Last year, when other Wyoming mines went into bankruptcy, both Barrasso and now-retired Sen. Mike Enzi opposed legislation that would protect impacted mine workers. Enzi said the price tag was too high, and Barrasso promised he was “committed to finding a solution that will lessen the burden on the miners,” which never happened. It’s one thing to do nothing, and quite another to stand in the way of help.
Wyoming does not need any more soundbites blaming Obama or Biden for America’s shift away from coal, nor does it need empty and unfulfilled promises. What we need is to cut some deals of our own.
We know from the Blackjewel bankruptcy, and the current settlement being considered by the judge, that workers will be lucky to get a fraction of what they are owed. The owner of the Decker coal mine, Lighthouse Resources — which filed for bankruptcy in December — appears to be following the model of the Westmoreland Coal Company, which after closing the Kemmerer mine arranged to toss out retiree obligations and the union contract.
Meanwhile, the Biden administration is pushing a $1.9 trillion stimulus bill. The bill is certain to pass given the Democratic majorities in both chambers of Congress. Nonetheless, President Joe Biden would surely relish a shot at some Republican support. Since the bill is going to pass anyway, instead of wasting this opportunity shouldn’t our two senators cut a deal?
Through subsidies, the tax code and environmental regulations, the federal government picks winners and losers in the energy sector. Which is why it is completely appropriate to require assistance to those neighborhoods adversely impacted by government decisions.
In return for two Republican votes, Wyoming should require that the stimulus bill provides federal relief for workers who are affected by mine closures. This could include full protection for any retirement or pension obligations, healthcare coverage for the lesser of two years or when a worker becomes re-employed and extended unemployment coverage similar to what is being offered to those impacted by COVID-19.
This should cover not just our coal miners, but the rail workers and other trades and businesses that depend upon an open mine. The bill’s language should also strip mining companies of the ability to use bankruptcy laws to duck out of existing union contracts and other employee obligations. Not much to ask inside of a $1.9 trillion dollar bill.
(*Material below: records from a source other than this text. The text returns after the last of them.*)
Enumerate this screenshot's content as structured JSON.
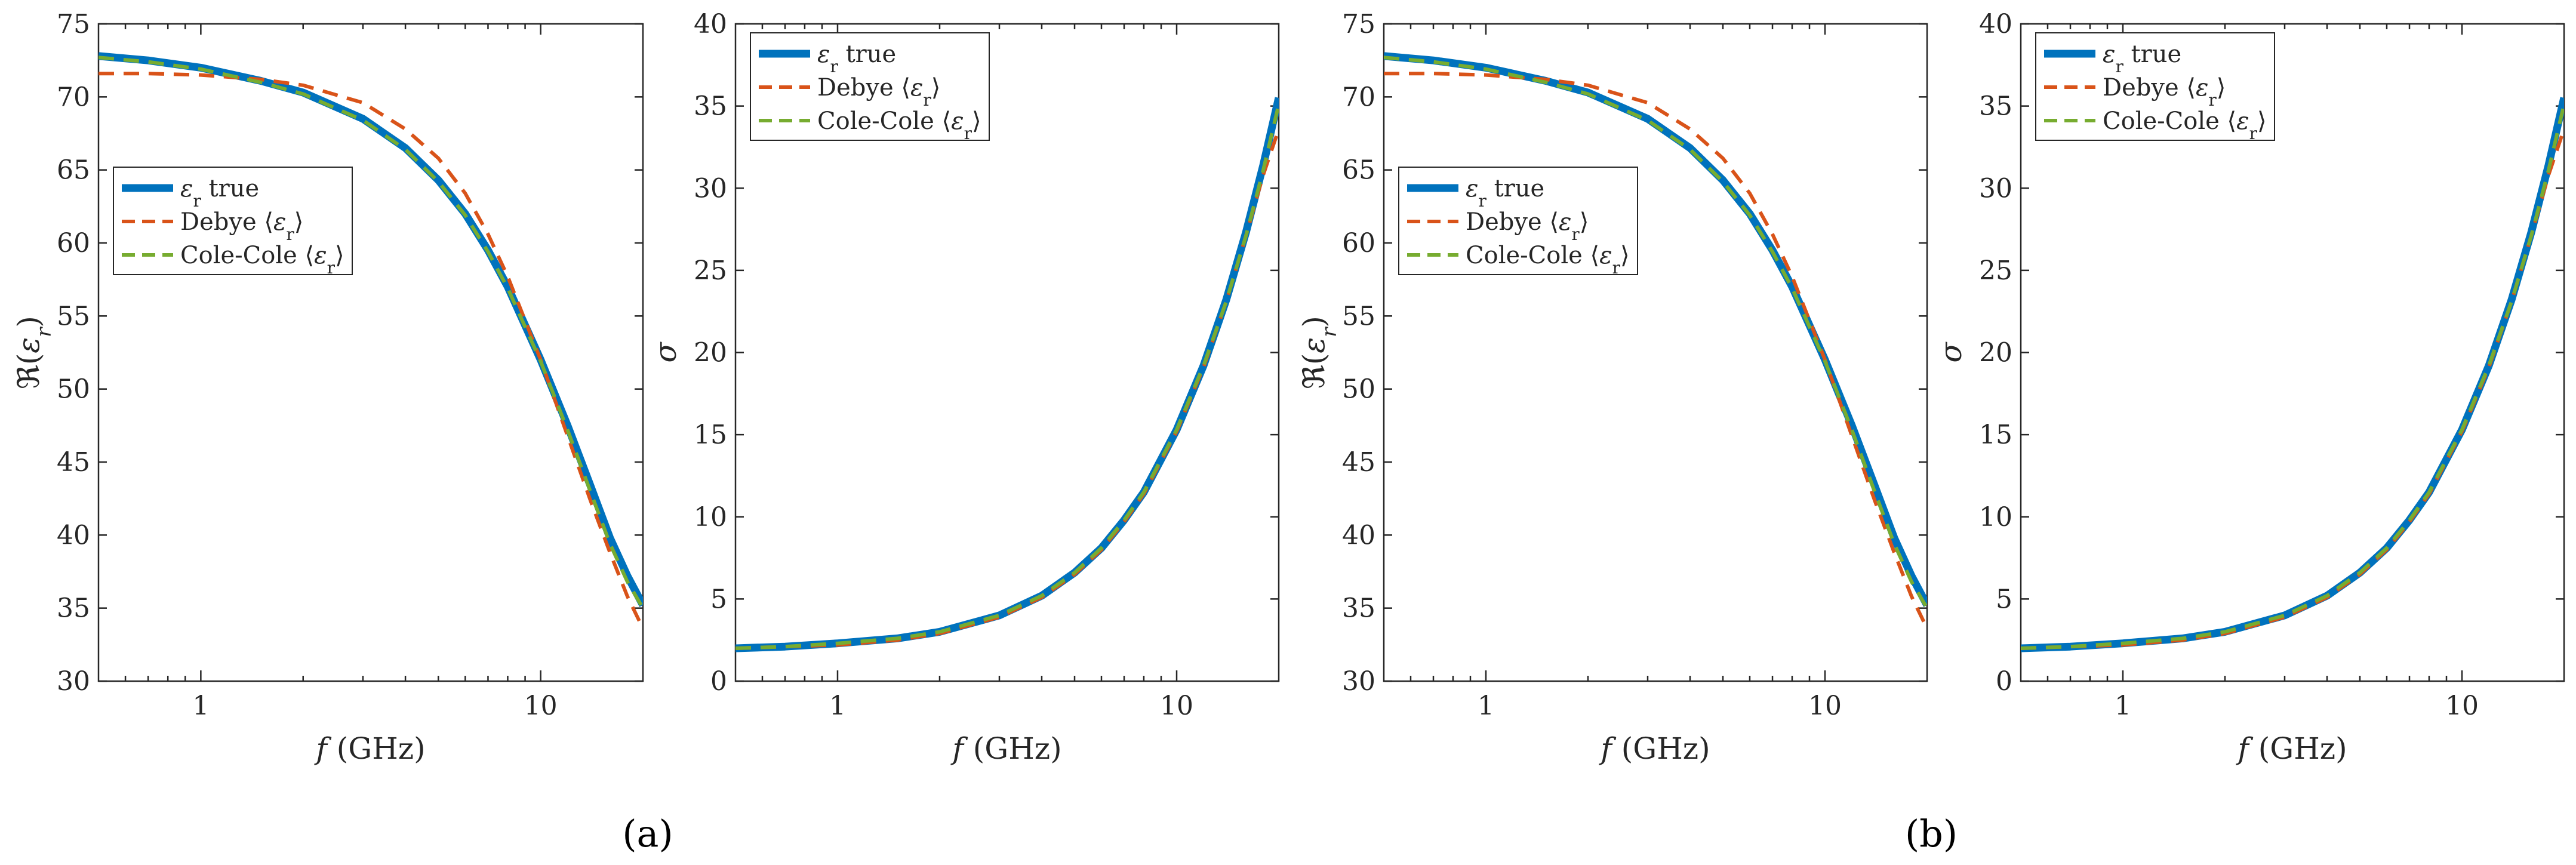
{
  "colors": {
    "true": "#0072BD",
    "debye": "#D95319",
    "cole": "#77AC30"
  },
  "panel_labels": [
    "(a)",
    "(b)"
  ],
  "chart_data": [
    {
      "type": "line",
      "panel": "a",
      "quantity": "eps",
      "xscale": "log",
      "xlim": [
        0.5,
        20
      ],
      "ylim": [
        30,
        75
      ],
      "xticks": [
        1,
        10
      ],
      "xtick_labels": [
        "1",
        "10"
      ],
      "yticks": [
        30,
        35,
        40,
        45,
        50,
        55,
        60,
        65,
        70,
        75
      ],
      "ytick_labels": [
        "30",
        "35",
        "40",
        "45",
        "50",
        "55",
        "60",
        "65",
        "70",
        "75"
      ],
      "xlabel": {
        "italic": "f",
        "rest": " (GHz)"
      },
      "ylabel": {
        "rest": "ℜ(",
        "italic": "ε",
        "sub": "r",
        "close": ")"
      },
      "legend": {
        "position": "middle-left",
        "entries": [
          "ε r true",
          "Debye ⟨ε r⟩",
          "Cole-Cole ⟨ε r⟩"
        ]
      },
      "x": [
        0.5,
        0.7,
        1,
        1.5,
        2,
        3,
        4,
        5,
        6,
        7,
        8,
        10,
        12,
        14,
        16,
        18,
        20
      ],
      "series": [
        {
          "name": "ε r true",
          "style": "true",
          "values": [
            72.8,
            72.5,
            72.0,
            71.1,
            70.3,
            68.5,
            66.5,
            64.3,
            62.0,
            59.5,
            57.0,
            52.0,
            47.5,
            43.4,
            39.8,
            37.2,
            35.2
          ]
        },
        {
          "name": "Debye ⟨ε r⟩",
          "style": "debye",
          "values": [
            71.6,
            71.6,
            71.5,
            71.2,
            70.8,
            69.6,
            67.8,
            65.8,
            63.4,
            60.6,
            57.7,
            52.0,
            46.8,
            42.4,
            38.8,
            35.8,
            33.6
          ]
        },
        {
          "name": "Cole-Cole ⟨ε r⟩",
          "style": "cole",
          "values": [
            72.7,
            72.4,
            71.9,
            71.0,
            70.2,
            68.4,
            66.4,
            64.2,
            61.9,
            59.4,
            56.9,
            51.9,
            47.2,
            43.0,
            39.4,
            36.8,
            35.0
          ]
        }
      ]
    },
    {
      "type": "line",
      "panel": "a",
      "quantity": "sigma",
      "xscale": "log",
      "xlim": [
        0.5,
        20
      ],
      "ylim": [
        0,
        40
      ],
      "xticks": [
        1,
        10
      ],
      "xtick_labels": [
        "1",
        "10"
      ],
      "yticks": [
        0,
        5,
        10,
        15,
        20,
        25,
        30,
        35,
        40
      ],
      "ytick_labels": [
        "0",
        "5",
        "10",
        "15",
        "20",
        "25",
        "30",
        "35",
        "40"
      ],
      "xlabel": {
        "italic": "f",
        "rest": " (GHz)"
      },
      "ylabel": {
        "italic": "σ"
      },
      "legend": {
        "position": "top-left",
        "entries": [
          "ε r true",
          "Debye ⟨ε r⟩",
          "Cole-Cole ⟨ε r⟩"
        ]
      },
      "x": [
        0.5,
        0.7,
        1,
        1.5,
        2,
        3,
        4,
        5,
        6,
        7,
        8,
        10,
        12,
        14,
        16,
        18,
        20
      ],
      "series": [
        {
          "name": "ε r true",
          "style": "true",
          "values": [
            2.0,
            2.1,
            2.3,
            2.6,
            3.0,
            4.0,
            5.2,
            6.6,
            8.1,
            9.8,
            11.5,
            15.3,
            19.2,
            23.2,
            27.3,
            31.4,
            35.5
          ]
        },
        {
          "name": "Debye ⟨ε r⟩",
          "style": "debye",
          "values": [
            2.0,
            2.1,
            2.2,
            2.5,
            2.9,
            3.9,
            5.1,
            6.5,
            8.0,
            9.7,
            11.4,
            15.2,
            19.1,
            23.1,
            27.1,
            30.8,
            33.6
          ]
        },
        {
          "name": "Cole-Cole ⟨ε r⟩",
          "style": "cole",
          "values": [
            2.0,
            2.1,
            2.3,
            2.6,
            3.0,
            4.0,
            5.2,
            6.6,
            8.1,
            9.8,
            11.5,
            15.3,
            19.2,
            23.1,
            27.1,
            31.1,
            35.1
          ]
        }
      ]
    },
    {
      "type": "line",
      "panel": "b",
      "quantity": "eps",
      "xscale": "log",
      "xlim": [
        0.5,
        20
      ],
      "ylim": [
        30,
        75
      ],
      "xticks": [
        1,
        10
      ],
      "xtick_labels": [
        "1",
        "10"
      ],
      "yticks": [
        30,
        35,
        40,
        45,
        50,
        55,
        60,
        65,
        70,
        75
      ],
      "ytick_labels": [
        "30",
        "35",
        "40",
        "45",
        "50",
        "55",
        "60",
        "65",
        "70",
        "75"
      ],
      "xlabel": {
        "italic": "f",
        "rest": " (GHz)"
      },
      "ylabel": {
        "rest": "ℜ(",
        "italic": "ε",
        "sub": "r",
        "close": ")"
      },
      "legend": {
        "position": "middle-left",
        "entries": [
          "ε r true",
          "Debye ⟨ε r⟩",
          "Cole-Cole ⟨ε r⟩"
        ]
      },
      "x": [
        0.5,
        0.7,
        1,
        1.5,
        2,
        3,
        4,
        5,
        6,
        7,
        8,
        10,
        12,
        14,
        16,
        18,
        20
      ],
      "series": [
        {
          "name": "ε r true",
          "style": "true",
          "values": [
            72.8,
            72.5,
            72.0,
            71.1,
            70.3,
            68.5,
            66.5,
            64.3,
            62.0,
            59.5,
            57.0,
            52.0,
            47.5,
            43.4,
            39.8,
            37.2,
            35.2
          ]
        },
        {
          "name": "Debye ⟨ε r⟩",
          "style": "debye",
          "values": [
            71.6,
            71.6,
            71.5,
            71.2,
            70.8,
            69.6,
            67.8,
            65.8,
            63.4,
            60.6,
            57.7,
            52.0,
            46.8,
            42.4,
            38.8,
            35.8,
            33.6
          ]
        },
        {
          "name": "Cole-Cole ⟨ε r⟩",
          "style": "cole",
          "values": [
            72.7,
            72.4,
            71.9,
            71.0,
            70.2,
            68.4,
            66.4,
            64.2,
            61.9,
            59.4,
            56.9,
            51.9,
            47.2,
            43.0,
            39.4,
            36.8,
            35.0
          ]
        }
      ]
    },
    {
      "type": "line",
      "panel": "b",
      "quantity": "sigma",
      "xscale": "log",
      "xlim": [
        0.5,
        20
      ],
      "ylim": [
        0,
        40
      ],
      "xticks": [
        1,
        10
      ],
      "xtick_labels": [
        "1",
        "10"
      ],
      "yticks": [
        0,
        5,
        10,
        15,
        20,
        25,
        30,
        35,
        40
      ],
      "ytick_labels": [
        "0",
        "5",
        "10",
        "15",
        "20",
        "25",
        "30",
        "35",
        "40"
      ],
      "xlabel": {
        "italic": "f",
        "rest": " (GHz)"
      },
      "ylabel": {
        "italic": "σ"
      },
      "legend": {
        "position": "top-left",
        "entries": [
          "ε r true",
          "Debye ⟨ε r⟩",
          "Cole-Cole ⟨ε r⟩"
        ]
      },
      "x": [
        0.5,
        0.7,
        1,
        1.5,
        2,
        3,
        4,
        5,
        6,
        7,
        8,
        10,
        12,
        14,
        16,
        18,
        20
      ],
      "series": [
        {
          "name": "ε r true",
          "style": "true",
          "values": [
            2.0,
            2.1,
            2.3,
            2.6,
            3.0,
            4.0,
            5.2,
            6.6,
            8.1,
            9.8,
            11.5,
            15.3,
            19.2,
            23.2,
            27.3,
            31.4,
            35.5
          ]
        },
        {
          "name": "Debye ⟨ε r⟩",
          "style": "debye",
          "values": [
            2.0,
            2.1,
            2.2,
            2.5,
            2.9,
            3.9,
            5.1,
            6.5,
            8.0,
            9.7,
            11.4,
            15.2,
            19.1,
            23.1,
            27.1,
            30.8,
            33.6
          ]
        },
        {
          "name": "Cole-Cole ⟨ε r⟩",
          "style": "cole",
          "values": [
            2.0,
            2.1,
            2.3,
            2.6,
            3.0,
            4.0,
            5.2,
            6.6,
            8.1,
            9.8,
            11.5,
            15.3,
            19.2,
            23.1,
            27.1,
            31.1,
            35.1
          ]
        }
      ]
    }
  ]
}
Wyoming’s members of Congress should further ask for public assurances from the Democratic leadership to fast-track a bill that will provide comprehensive transition support to communities affected by declining coal volumes.
This is what it means to represent your state over your political party.
Over the last few decades, Congress members have increasingly shifted from representing their communities to representing just their political party and the donors that fund their campaigns. Wyoming desperately needs a delegation that will cut some deals and place our needs above all else, including prioritizing Wyoming interests ahead of those of Mitch McConnell and the Republican establishment.